It looks as if Kansas University's men's basketball schedule will have an August release date this year.
"This is the latest it's ever been because TV waited. They took the maximum time deciding which games were going to be on," KU senior associate athletic director Richard Konzem said of various networks.
The Big 12 recently released the televised portion of the conference schedule. After receiving that, Konzem learned Kansas had to make adjustments for three games ones that won't appear on the Big 12 TV package, but will be shown on the Jayhawk Network.
"We must move either the date or time of three conference games so we are not going head-to-head with the Big 12/ESPN television game," Konzem said.

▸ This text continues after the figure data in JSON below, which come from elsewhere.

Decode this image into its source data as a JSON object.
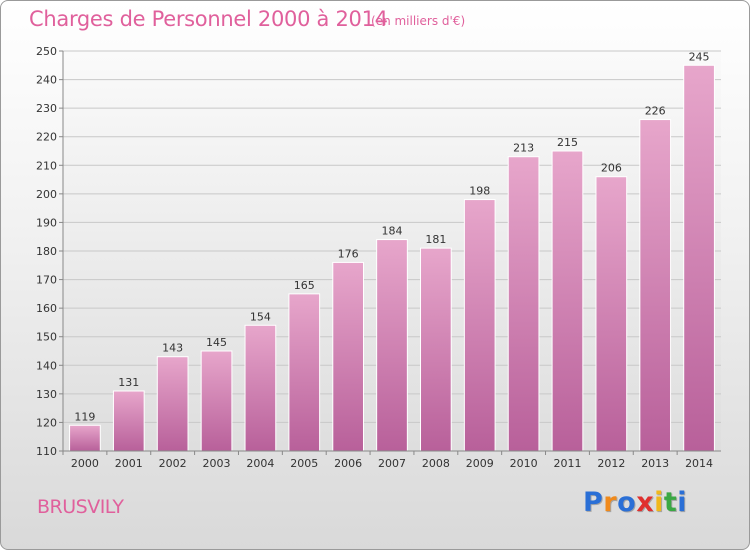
{
  "title": "Charges de Personnel 2000 à 2014",
  "subtitle": "(en milliers d'€)",
  "commune": "BRUSVILY",
  "logo": {
    "letters": [
      {
        "ch": "P",
        "color": "#2a6fd6"
      },
      {
        "ch": "r",
        "color": "#f08a1c"
      },
      {
        "ch": "o",
        "color": "#2a6fd6"
      },
      {
        "ch": "x",
        "color": "#e0302e"
      },
      {
        "ch": "i",
        "color": "#f0b81c"
      },
      {
        "ch": "t",
        "color": "#3aa844"
      },
      {
        "ch": "i",
        "color": "#2a6fd6"
      }
    ]
  },
  "chart_data": {
    "type": "bar",
    "categories": [
      "2000",
      "2001",
      "2002",
      "2003",
      "2004",
      "2005",
      "2006",
      "2007",
      "2008",
      "2009",
      "2010",
      "2011",
      "2012",
      "2013",
      "2014"
    ],
    "values": [
      119,
      131,
      143,
      145,
      154,
      165,
      176,
      184,
      181,
      198,
      213,
      215,
      206,
      226,
      245
    ],
    "ylim": [
      110,
      250
    ],
    "yticks": [
      110,
      120,
      130,
      140,
      150,
      160,
      170,
      180,
      190,
      200,
      210,
      220,
      230,
      240,
      250
    ],
    "grid": true,
    "bar_color": "#d67fae"
  }
}
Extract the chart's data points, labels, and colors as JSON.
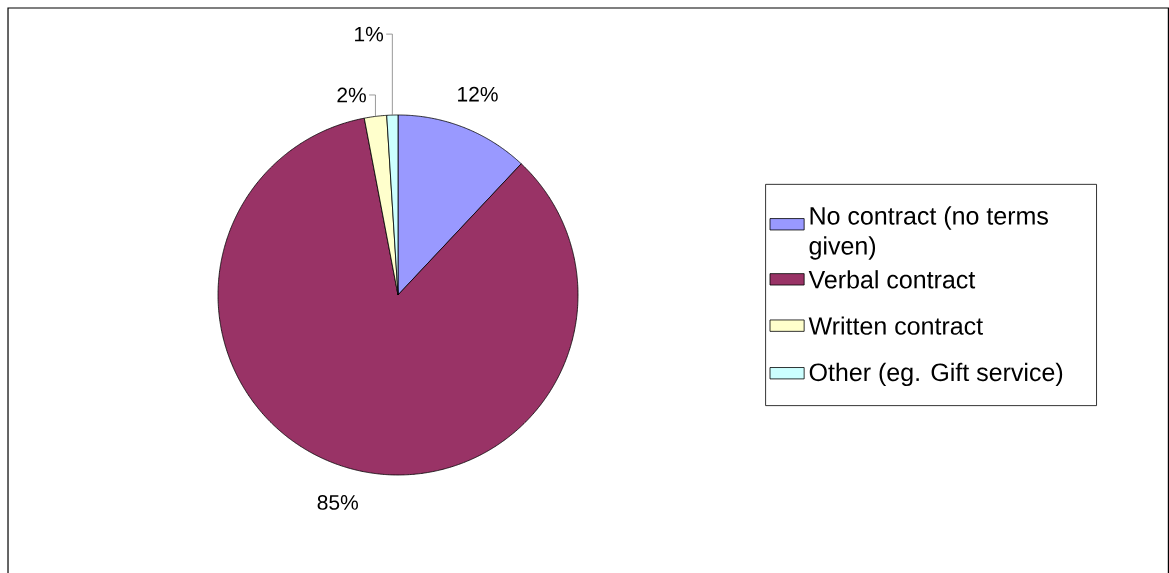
{
  "chart_data": {
    "type": "pie",
    "categories": [
      "No contract  (no terms given)",
      "Verbal contract",
      "Written contract",
      "Other  (eg. Gift service)"
    ],
    "values": [
      12,
      85,
      2,
      1
    ],
    "colors": [
      "#9999ff",
      "#993366",
      "#ffffcc",
      "#ccffff"
    ],
    "value_labels": [
      "12%",
      "85%",
      "2%",
      "1%"
    ],
    "legend": "right"
  }
}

"This means we've either got to change our start time or move to a different day. In two of our situations there's a real complication on moving to a different day because of the sequencing of our games."
To avoid conflicts with a Wednesday game that starts at 8 p.m., Kansas might be asked to play at 6:30 p.m. KU would prefer sticking with its 7 p.m. weeknight start times. Switching games to Tuesday instead of Wednesday in some instances might not be a good idea, with KU playing some games on the preceding Sundays.
"Kansas has a lot of different start times because of television," Konzem said.
KU will play four ESPN Big Monday games, two at home and two on the road. One of those games will be at Texas Tech.
Konzem still is looking to fill one nonconference home date.
"Believe it or not," Konzem said, "there's a bunch of teams that don't want to play us. Coming off a Final Four, they don't want to schedule you. We might be playing Alvamar Tech, but we will fill the open date."
Janisse turns pro: Former KU guard Jelani Janisse has landed a job playing in a professional basketball league.
More accurately, it's a pro "Slamball" league.
Janisse, a 6-foot-3, 220-pounder who played at KU from 1997-99, is a starter for "Rumble" one of six teams in the Slamball League that debuts at 7 p.m. Saturday on TNN (cable channel 56).
According to the official Web site, Slamball is billed as a "human video game. It combines the fastcourt action of basketball with elements of football, hockey, lacrosse and gymnastics."
Eight trampolines are placed on a basketball court, with players allowed full body contact in bringing the ball up court. Trampolines are located at the top of each arc, with two on the perimeter. One is under each basket for goalies who contest players' dunk attempts.
Dunks are awarded three points "to punish the defense for not guarding the goal," league rules report.
Players wear protective headgear and elbow and knee pads in the Los Angeles-based league, which is a venture of Tollin/Robbins productions in association with Warner Brothers.
Former Philadelphia 76ers president Pat Croce is a partner.
Gooden excels in summer: Memphis rookie Drew Gooden played more power forward than small forward during summer league games.
"He's a forward. He's like a (James) Worthy," Grizzlies' assistant Scott Roth said. "You just put him out there on the floor and you call him what you want to call him. He'll be fine. There's some learning for him to do at the three spot. But he kind of shocked us a little bit with how he moved the ball and found open people. He's a competitive kid."
Nash on Big 12 team: KU's Bryant Nash is in Dallas practicing as a member of the Big 12 Select Team.
The squad, coached by Baylor's Dave Bliss, will play six games in Scandinavia from Aug. 7-15. Other members of the team are: Texas Tech's Will Chavis, Iowa State's Jake Sullivan, Oklahoma's Quannas White, Colorado's Blair Wilson, Nebraska's Jake Muhleisen, Oklahoma State's Ivan McFarlin, Missouri's Travon Bryant, Texas' Jason Klotz, Baylor's Lawrence Roberts, Texas A&M;'s Nick Anderson and Kansas State's Pervis Pasco.
Langford scores nine: KU guard Keith Langford scored nine points in the NIT All-Stars' most recent game, a 92-75 win over Canada's Developmental team on Sunday in Canada. Langford hit four of seven shots, including one of three three-pointers in 17 minutes.